Критика способности суждения | страница 67
Ибо так же как в неизмеримости природы и недостаточности нашей способности обрести масштаб, пропорциональный определению величины ее области, мы обнаружили, правда, свою ограниченность, но одновременно
обнаружили в способности нашего разума другой нечувственный масштаб, который подчиняет себе саму эту бесконечность как единицу и по сравнению с которым все в природе мало, тем самым нашли в своей душе превосходство над природой даже в ее неизмеримости, – так и непреодолимость ее могущества, заставляя нас, правда, ощутить в качестве природных существ нашу физическую беспомощность, одновременно открывает в нас способность судить о себе как о независимых от природы и наше превосходство над ней; на этом основано самосохранение совершенно другого рода, чем то, на которое может посягать природа вне нас и которому может угрожать опасность; при этом человечество в нашем лице остается не униженным, хотя человек и должен был бы покориться этой власти. Таким образом, в нашем эстетическом суждении природа выступает как возвышенная не потому, что она вызывает страх, а потому, что она взывает к нашей силе (которая не есть природа), чтобы мы считали то, о чем мы заботимся (имущество, здоровье и жизнь), незначительным и поэтому видели бы в ее могуществе (которому мы в этом отношении, конечно, подчинены) не такую власть для нас и нашей личности, перед которой нам следовало бы склониться, когда речь идет о наших высших интересах и о необходимости утверждать их или отказаться от них. Следовательно, природа называется здесь возвышенной потому, что она возвышает воображение до изображения тех случаев, когда душа может ощутить возвышенность своего назначения даже по сравнению с природой.

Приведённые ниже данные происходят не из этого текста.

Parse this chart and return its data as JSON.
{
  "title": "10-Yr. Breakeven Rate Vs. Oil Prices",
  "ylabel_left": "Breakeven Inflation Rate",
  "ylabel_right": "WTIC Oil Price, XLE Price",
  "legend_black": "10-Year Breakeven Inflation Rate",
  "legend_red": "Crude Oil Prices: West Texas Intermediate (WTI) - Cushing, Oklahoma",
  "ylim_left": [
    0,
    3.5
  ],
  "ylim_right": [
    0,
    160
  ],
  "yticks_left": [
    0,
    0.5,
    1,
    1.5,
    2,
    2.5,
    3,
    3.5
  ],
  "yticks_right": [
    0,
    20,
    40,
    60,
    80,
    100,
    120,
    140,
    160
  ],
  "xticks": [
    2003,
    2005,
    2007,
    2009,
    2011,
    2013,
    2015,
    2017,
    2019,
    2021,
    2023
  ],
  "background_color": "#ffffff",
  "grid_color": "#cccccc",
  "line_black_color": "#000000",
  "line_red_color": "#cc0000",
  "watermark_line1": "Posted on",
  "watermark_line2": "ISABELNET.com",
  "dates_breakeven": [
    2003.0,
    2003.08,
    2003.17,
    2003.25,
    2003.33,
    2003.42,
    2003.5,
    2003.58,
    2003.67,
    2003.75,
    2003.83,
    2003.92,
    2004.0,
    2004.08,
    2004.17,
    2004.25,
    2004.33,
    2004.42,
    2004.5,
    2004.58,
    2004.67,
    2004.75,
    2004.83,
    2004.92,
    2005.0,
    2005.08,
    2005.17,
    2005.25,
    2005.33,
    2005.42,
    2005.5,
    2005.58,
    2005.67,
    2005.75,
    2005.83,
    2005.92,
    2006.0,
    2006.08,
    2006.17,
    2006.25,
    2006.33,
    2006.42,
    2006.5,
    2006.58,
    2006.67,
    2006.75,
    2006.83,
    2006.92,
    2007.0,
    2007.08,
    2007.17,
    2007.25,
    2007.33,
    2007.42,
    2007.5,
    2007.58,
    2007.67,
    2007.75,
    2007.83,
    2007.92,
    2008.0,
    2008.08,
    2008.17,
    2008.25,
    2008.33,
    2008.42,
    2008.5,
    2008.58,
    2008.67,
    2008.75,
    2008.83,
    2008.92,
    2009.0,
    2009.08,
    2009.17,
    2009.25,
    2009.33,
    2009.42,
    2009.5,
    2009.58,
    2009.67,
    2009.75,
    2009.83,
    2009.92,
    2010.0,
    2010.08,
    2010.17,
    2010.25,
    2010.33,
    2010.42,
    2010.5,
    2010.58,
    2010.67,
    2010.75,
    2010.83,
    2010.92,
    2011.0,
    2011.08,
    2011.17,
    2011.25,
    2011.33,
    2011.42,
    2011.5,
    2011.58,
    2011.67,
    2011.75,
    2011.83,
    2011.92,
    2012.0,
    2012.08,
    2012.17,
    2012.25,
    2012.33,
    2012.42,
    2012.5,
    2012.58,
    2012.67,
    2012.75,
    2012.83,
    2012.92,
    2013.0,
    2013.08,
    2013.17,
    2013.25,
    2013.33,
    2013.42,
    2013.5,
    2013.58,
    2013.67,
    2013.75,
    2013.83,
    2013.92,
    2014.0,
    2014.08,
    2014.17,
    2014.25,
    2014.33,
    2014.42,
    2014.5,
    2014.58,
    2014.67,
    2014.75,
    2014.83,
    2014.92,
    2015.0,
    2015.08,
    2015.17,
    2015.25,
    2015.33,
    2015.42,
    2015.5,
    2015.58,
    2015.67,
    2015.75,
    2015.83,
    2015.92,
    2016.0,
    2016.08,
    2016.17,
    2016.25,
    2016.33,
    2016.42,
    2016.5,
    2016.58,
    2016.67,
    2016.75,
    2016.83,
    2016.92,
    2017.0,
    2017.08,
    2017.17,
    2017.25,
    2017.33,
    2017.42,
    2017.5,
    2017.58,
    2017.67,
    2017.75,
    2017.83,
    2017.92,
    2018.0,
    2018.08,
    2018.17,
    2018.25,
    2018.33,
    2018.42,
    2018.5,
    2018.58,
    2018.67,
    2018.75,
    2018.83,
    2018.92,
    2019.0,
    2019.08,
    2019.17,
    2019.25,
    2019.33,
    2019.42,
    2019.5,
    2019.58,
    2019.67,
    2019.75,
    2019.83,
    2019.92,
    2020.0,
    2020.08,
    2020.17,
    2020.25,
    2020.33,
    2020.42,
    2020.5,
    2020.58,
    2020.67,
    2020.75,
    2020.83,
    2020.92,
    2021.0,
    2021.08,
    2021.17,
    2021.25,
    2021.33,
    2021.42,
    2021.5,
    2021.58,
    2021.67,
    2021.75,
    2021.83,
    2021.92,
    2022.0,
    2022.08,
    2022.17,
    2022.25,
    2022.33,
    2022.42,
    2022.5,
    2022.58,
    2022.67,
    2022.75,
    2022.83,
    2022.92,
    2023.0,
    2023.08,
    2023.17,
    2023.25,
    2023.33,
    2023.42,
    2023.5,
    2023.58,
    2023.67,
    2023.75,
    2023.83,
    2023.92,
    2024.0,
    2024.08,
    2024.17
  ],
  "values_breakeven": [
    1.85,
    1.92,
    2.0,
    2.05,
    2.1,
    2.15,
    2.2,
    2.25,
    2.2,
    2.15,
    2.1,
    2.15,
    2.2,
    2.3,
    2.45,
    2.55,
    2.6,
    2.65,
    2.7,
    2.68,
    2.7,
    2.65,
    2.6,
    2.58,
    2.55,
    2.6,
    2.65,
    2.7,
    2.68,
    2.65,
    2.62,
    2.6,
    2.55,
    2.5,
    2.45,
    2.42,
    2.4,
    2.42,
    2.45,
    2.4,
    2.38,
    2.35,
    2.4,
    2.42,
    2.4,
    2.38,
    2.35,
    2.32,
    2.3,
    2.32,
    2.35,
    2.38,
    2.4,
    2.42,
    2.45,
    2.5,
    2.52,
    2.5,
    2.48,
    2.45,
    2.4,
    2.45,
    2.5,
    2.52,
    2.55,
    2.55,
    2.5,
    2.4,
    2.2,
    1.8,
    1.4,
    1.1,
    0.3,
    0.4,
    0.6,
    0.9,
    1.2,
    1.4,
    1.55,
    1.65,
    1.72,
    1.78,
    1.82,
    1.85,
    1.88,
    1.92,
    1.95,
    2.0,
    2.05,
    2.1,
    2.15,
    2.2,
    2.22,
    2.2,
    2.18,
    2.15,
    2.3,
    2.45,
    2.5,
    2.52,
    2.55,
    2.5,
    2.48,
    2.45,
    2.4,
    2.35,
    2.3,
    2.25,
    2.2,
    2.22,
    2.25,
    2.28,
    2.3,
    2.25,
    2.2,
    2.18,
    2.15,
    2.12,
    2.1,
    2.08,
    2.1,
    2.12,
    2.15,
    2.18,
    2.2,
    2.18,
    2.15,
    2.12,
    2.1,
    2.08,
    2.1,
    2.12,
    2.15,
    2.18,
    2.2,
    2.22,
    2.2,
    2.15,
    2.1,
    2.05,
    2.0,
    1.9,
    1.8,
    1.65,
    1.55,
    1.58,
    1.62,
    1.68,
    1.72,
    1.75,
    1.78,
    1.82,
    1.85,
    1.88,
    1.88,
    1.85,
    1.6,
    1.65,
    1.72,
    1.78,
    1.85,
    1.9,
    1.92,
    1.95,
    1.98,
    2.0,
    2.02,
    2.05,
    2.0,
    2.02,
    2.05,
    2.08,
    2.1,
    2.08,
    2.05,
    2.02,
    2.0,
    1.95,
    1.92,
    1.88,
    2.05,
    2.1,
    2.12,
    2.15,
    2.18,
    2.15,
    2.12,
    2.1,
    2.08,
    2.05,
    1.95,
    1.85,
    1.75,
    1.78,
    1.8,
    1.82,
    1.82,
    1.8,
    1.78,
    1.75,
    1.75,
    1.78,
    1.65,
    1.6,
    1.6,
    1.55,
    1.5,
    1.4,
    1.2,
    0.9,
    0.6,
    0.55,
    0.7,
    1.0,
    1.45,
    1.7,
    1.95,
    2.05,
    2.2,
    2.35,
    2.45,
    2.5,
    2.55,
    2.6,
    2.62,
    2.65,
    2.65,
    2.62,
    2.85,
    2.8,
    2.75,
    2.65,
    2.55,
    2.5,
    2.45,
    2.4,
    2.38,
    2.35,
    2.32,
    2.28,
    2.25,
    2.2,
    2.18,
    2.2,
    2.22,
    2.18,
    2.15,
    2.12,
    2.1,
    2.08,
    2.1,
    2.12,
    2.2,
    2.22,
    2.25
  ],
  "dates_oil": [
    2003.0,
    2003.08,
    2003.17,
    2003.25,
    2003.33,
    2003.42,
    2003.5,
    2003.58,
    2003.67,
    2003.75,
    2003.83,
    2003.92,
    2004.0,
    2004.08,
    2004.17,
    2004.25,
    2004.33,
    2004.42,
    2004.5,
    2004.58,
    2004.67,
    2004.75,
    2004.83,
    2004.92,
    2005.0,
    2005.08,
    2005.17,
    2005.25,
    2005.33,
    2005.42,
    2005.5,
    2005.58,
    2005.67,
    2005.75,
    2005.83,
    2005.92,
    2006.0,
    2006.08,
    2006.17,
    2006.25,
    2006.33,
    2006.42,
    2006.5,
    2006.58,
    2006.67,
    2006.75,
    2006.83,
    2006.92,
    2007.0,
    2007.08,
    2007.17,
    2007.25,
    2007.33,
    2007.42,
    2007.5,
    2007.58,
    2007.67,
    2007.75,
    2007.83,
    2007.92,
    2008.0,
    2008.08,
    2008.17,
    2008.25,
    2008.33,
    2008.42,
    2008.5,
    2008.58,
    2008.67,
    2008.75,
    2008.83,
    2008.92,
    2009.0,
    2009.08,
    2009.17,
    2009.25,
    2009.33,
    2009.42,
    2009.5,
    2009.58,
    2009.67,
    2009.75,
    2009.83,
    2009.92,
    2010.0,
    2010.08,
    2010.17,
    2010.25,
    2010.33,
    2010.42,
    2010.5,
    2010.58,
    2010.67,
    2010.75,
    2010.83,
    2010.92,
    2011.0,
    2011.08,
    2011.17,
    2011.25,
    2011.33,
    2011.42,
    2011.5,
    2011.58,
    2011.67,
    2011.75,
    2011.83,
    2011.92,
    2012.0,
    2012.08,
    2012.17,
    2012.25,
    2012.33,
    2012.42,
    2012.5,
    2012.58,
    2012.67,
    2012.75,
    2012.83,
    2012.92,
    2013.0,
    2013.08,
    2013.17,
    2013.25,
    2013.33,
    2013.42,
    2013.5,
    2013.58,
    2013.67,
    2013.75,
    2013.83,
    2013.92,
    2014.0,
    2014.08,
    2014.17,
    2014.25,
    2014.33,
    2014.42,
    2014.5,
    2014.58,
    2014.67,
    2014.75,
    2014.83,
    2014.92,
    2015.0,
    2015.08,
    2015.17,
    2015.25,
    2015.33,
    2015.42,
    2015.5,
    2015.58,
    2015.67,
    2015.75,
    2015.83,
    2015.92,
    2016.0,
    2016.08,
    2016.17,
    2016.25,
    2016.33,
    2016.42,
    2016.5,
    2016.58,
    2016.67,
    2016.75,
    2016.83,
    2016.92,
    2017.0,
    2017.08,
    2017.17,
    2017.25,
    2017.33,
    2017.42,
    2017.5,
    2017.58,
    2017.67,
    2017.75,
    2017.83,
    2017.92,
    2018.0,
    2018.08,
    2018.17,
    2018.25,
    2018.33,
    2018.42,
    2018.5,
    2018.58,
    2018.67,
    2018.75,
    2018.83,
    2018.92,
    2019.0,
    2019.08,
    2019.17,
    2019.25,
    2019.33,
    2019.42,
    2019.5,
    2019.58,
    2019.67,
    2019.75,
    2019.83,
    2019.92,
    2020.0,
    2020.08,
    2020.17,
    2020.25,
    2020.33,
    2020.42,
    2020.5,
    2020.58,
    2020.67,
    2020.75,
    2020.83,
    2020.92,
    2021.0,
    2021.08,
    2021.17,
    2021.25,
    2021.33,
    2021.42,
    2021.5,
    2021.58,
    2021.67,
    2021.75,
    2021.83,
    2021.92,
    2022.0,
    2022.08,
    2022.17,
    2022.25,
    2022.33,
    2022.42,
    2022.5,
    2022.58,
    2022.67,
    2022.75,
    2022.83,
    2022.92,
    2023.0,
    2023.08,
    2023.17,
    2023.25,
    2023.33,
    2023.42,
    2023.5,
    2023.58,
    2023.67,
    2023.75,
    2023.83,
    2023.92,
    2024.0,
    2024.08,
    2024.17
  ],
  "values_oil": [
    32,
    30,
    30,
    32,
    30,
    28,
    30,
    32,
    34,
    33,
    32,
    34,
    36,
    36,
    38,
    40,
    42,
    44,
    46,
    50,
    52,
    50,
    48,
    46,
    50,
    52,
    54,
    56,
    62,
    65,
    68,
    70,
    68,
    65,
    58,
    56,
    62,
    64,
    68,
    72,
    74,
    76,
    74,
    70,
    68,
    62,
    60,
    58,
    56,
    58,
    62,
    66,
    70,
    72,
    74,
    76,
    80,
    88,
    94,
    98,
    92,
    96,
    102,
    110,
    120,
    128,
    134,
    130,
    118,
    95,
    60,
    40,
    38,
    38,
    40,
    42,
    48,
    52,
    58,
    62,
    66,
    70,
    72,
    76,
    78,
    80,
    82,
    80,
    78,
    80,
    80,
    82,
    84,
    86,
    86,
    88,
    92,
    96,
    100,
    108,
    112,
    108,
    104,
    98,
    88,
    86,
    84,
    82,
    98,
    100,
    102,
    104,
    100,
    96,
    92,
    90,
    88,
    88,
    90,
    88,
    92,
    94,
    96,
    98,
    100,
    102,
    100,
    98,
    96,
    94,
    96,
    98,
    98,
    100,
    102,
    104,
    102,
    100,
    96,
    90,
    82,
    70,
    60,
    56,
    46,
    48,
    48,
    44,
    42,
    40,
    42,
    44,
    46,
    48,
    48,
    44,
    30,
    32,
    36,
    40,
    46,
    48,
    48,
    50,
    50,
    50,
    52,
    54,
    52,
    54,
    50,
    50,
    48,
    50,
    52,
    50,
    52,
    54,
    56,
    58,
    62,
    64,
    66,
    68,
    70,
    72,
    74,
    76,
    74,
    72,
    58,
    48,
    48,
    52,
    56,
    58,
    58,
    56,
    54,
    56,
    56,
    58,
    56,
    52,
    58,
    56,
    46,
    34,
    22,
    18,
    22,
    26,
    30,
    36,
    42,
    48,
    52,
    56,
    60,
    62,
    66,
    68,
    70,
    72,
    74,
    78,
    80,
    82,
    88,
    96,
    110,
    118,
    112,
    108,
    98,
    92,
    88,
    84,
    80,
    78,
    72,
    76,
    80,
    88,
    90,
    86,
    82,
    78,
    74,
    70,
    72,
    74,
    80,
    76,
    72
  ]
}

Эта самооценка ничего не теряет от того, что ощутить подобное одухотворяющее благорасположение мы можем, только находясь в безопасности; будто, если угроза опасности несерьезна, с возвышенностью нашей духовной способности (как может показаться) дело обстоит не так уж серьезно. Благорасположение связано здесь лишь с обнаруживающимся в подобном случае назначением нашей духовной способности, зачатки которой имеются в нашей природе; развитие же ее и упражнение предоставляется нам и есть наша обязанность. В этом и заключена истина, как бы человек, доводя до этого свою рефлексию, ни осознавал свою действительную беспомощность в настоящем.
Этот принцип кажется, правда, надуманным и резонерским, тем самым выходящим за пределы эстетического суждения; однако наблюдение над человеком доказывает обратное, а также то, что этот принцип может лежать в основе самых обыденных суждений, хотя это и не всегда осознается. Ибо что же вызывает даже у дикаря наибольшее восхищение? Человек, который не пугается, ничего не страшится, следовательно, не уклоняется от опасности и решительно, с величайшей осмотрительностью берется за дело. Даже при самом высоконравственном состоянии общества сохраняется это преимущественное уважение к воину, с той разницей, что от него требуют также всех добродетелей мирного времени – мягкости, сострадания и даже должной заботы о самом себе, именно потому, что в этом познают непобедимость его духа перед лицом опасности. Поэтому, сколько бы ни спорили, сравнивая государственного деятеля и полководца, о том, кто из них заслуживает большего уважения, эстетическое суждение решает в пользу второго. Даже война, если она ведется в соответствии с установленным порядком и с соблюдением гражданских свобод, таит в себе нечто возвышенное и делает образ мыслей народа, который ведет ее таким образом, тем возвышеннее, чем большим опасностям он подвергался, сумев мужественно устоять; напротив, длительный мир способствует обычно господству торгового духа, а с ним и низкого корыстолюбия, трусости и изнеженности и принижает образ мыслей народа.